June 7, 2009 - 9:04 am EDT

caveat emptor

jeffic_fail

June 7, 2009 - 9:45 am EDT

I'm glad this Urban Loop will be nowhere near my house. Oh, wait a minute. I'll be able to see it from my front porch. Jeffic Fail!

jeaniegnc

June 7, 2009 - 11:29 am EDT

I think this article emphasizes how important your vote is for the council member who represents your district. It appears that without the assistance of city council members, this situation would not have happened. I also believe that when your city council is composed of several members from the development and building industry, these people are more likely to be partial to builders and developers.

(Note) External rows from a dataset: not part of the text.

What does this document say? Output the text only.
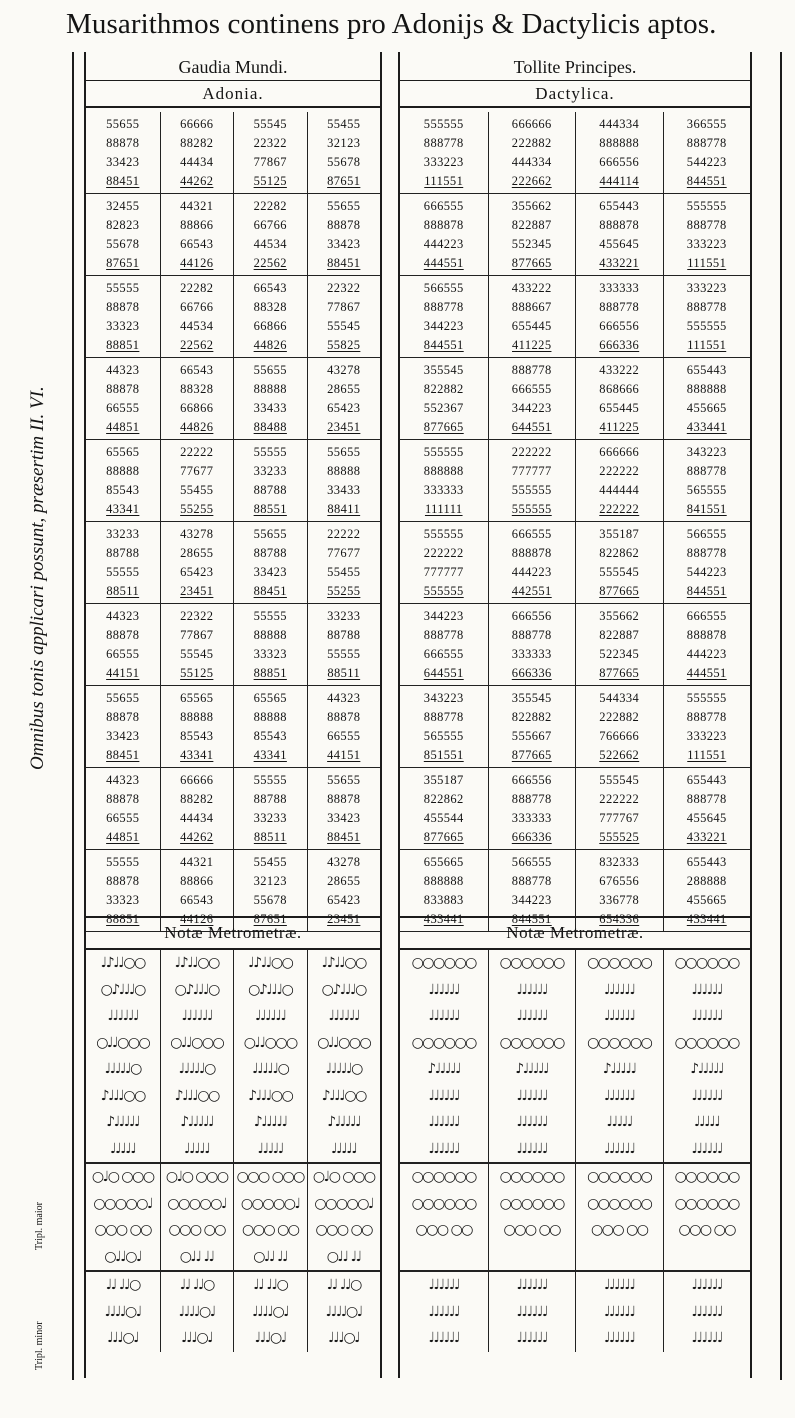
Musarithmos continens pro Adonijs & Dactylicis aptos.
Omnibus tonis applicari possunt, præsertim II. VI.
Tripl. maior
Tripl. minor
Gaudia Mundi.
Adonia.
55655
88878
33423
88451
32455
82823
55678
87651
55555
88878
33323
88851
44323
88878
66555
44851
65565
88888
85543
43341
33233
88788
55555
88511
44323
88878
66555
44151
55655
88878
33423
88451
44323
88878
66555
44851
55555
88878
33323
88851
66666
88282
44434
44262
44321
88866
66543
44126
22282
66766
44534
22562
66543
88328
66866
44826
22222
77677
55455
55255
43278
28655
65423
23451
22322
77867
55545
55125
65565
88888
85543
43341
66666
88282
44434
44262
44321
88866
66543
44126
55545
22322
77867
55125
22282
66766
44534
22562
66543
88328
66866
44826
55655
88888
33433
88488
55555
33233
88788
88551
55655
88788
33423
88451
55555
88888
33323
88851
65565
88888
85543
43341
55555
88788
33233
88511
55455
32123
55678
87651
55455
32123
55678
87651
55655
88878
33423
88451
22322
77867
55545
55825
43278
28655
65423
23451
55655
88888
33433
88411
22222
77677
55455
55255
33233
88788
55555
88511
44323
88878
66555
44151
55655
88878
33423
88451
43278
28655
65423
23451
Notæ Metrometræ.
♩♪♩♩○○
○♪♩♩♩○
♩♩♩♩♩♩
○♩♩○○○
♩♩♩♩♩○
♪♩♩♩○○
♪♩♩♩♩♩
♩♩♩♩♩
○♩○ ○○○
○○○○○♩
○○○ ○○
○♩♩○♩
♩♩ ♩♩○
♩♩♩♩○♩
♩♩♩○♩
♩♪♩♩○○
○♪♩♩♩○
♩♩♩♩♩♩
○♩♩○○○
♩♩♩♩♩○
♪♩♩♩○○
♪♩♩♩♩♩
♩♩♩♩♩
○♩○ ○○○
○○○○○♩
○○○ ○○
○♩♩ ♩♩
♩♩ ♩♩○
♩♩♩♩○♩
♩♩♩○♩
♩♪♩♩○○
○♪♩♩♩○
♩♩♩♩♩♩
○♩♩○○○
♩♩♩♩♩○
♪♩♩♩○○
♪♩♩♩♩♩
♩♩♩♩♩
○○○ ○○○
○○○○○♩
○○○ ○○
○♩♩ ♩♩
♩♩ ♩♩○
♩♩♩♩○♩
♩♩♩○♩
♩♪♩♩○○
○♪♩♩♩○
♩♩♩♩♩♩
○♩♩○○○
♩♩♩♩♩○
♪♩♩♩○○
♪♩♩♩♩♩
♩♩♩♩♩
○♩○ ○○○
○○○○○♩
○○○ ○○
○♩♩ ♩♩
♩♩ ♩♩○
♩♩♩♩○♩
♩♩♩○♩
Tollite Principes.
Dactylica.
555555
888778
333223
111551
666555
888878
444223
444551
566555
888778
344223
844551
355545
822882
552367
877665
555555
888888
333333
111111
555555
222222
777777
555555
344223
888778
666555
644551
343223
888778
565555
851551
355187
822862
455544
877665
655665
888888
833883
433441
666666
222882
444334
222662
355662
822887
552345
877665
433222
888667
655445
411225
888778
666555
344223
644551
222222
777777
555555
555555
666555
888878
444223
442551
666556
888778
333333
666336
355545
822882
555667
877665
666556
888778
333333
666336
566555
888778
344223
844551
444334
888888
666556
444114
655443
888878
455645
433221
333333
888778
666556
666336
433222
868666
655445
411225
666666
222222
444444
222222
355187
822862
555545
877665
355662
822887
522345
877665
544334
222882
766666
522662
555545
222222
777767
555525
832333
676556
336778
654336
366555
888778
544223
844551
555555
888778
333223
111551
333223
888778
555555
111551
655443
888888
455665
433441
343223
888778
565555
841551
566555
888778
544223
844551
666555
888878
444223
444551
555555
888778
333223
111551
655443
888778
455645
433221
655443
288888
455665
433441
Notæ Metrometræ.
○○○○○○
♩♩♩♩♩♩
♩♩♩♩♩♩
○○○○○○
♪♩♩♩♩♩
♩♩♩♩♩♩
♩♩♩♩♩♩
♩♩♩♩♩♩
○○○○○○
○○○○○○
○○○ ○○
♩♩♩♩♩♩
♩♩♩♩♩♩
♩♩♩♩♩♩
○○○○○○
♩♩♩♩♩♩
♩♩♩♩♩♩
○○○○○○
♪♩♩♩♩♩
♩♩♩♩♩♩
♩♩♩♩♩♩
♩♩♩♩♩♩
○○○○○○
○○○○○○
○○○ ○○
♩♩♩♩♩♩
♩♩♩♩♩♩
♩♩♩♩♩♩
○○○○○○
♩♩♩♩♩♩
♩♩♩♩♩♩
○○○○○○
♪♩♩♩♩♩
♩♩♩♩♩♩
♩♩♩♩♩
♩♩♩♩♩♩
○○○○○○
○○○○○○
○○○ ○○
♩♩♩♩♩♩
♩♩♩♩♩♩
♩♩♩♩♩♩
○○○○○○
♩♩♩♩♩♩
♩♩♩♩♩♩
○○○○○○
♪♩♩♩♩♩
♩♩♩♩♩♩
♩♩♩♩♩
♩♩♩♩♩♩
○○○○○○
○○○○○○
○○○ ○○
♩♩♩♩♩♩
♩♩♩♩♩♩
♩♩♩♩♩♩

I doubt that any of these buyers would have purchased these homes if they were informed by the realtors involved in the transactions. It looks like once again North Carolina laws do not protect the consumers.

Mialamasoul

June 8, 2009 - 3:22 pm EDT

Do you know of any laws enacted in the last 28 years designed to protect consumers in a "market" economy?

Illiterati

June 8, 2009 - 11:54 pm EDT

And do you know of any elected officials—of any party—who are truly informed on the issues they're deciding? How could they be? They vote on any number of disparate matters without being experts or even nominally briefed on any of them. Politicians are too busy bickering about getting their way to pay attention to anything important (unless it lines their pockets, of course). I swear, the whole election circus has become an expensive, patriotic distraction so we miss what's really happening in government. While we're busy voting for figureheads on city council, functionaries in the back offices are paving the way for stuff like the development in this story.

DexterG

June 8, 2009 - 12:56 pm EDT

Am I the only person who was reminded of the movie "There Will Be Blood" while reading this story? It ain't oil, but...

sailboatusa1

June 30, 2009 - 6:26 pm EDT

I have known Jerome since being in his shop class at Smith High School. Jerome Pearson is one of the hardest working people I know. I remember when he was the best shop teacher and worked weekends selling handmade leather items at flea markets. I know he is a super person and has helped many others along his path to success. I am glad to see Jerome’s success.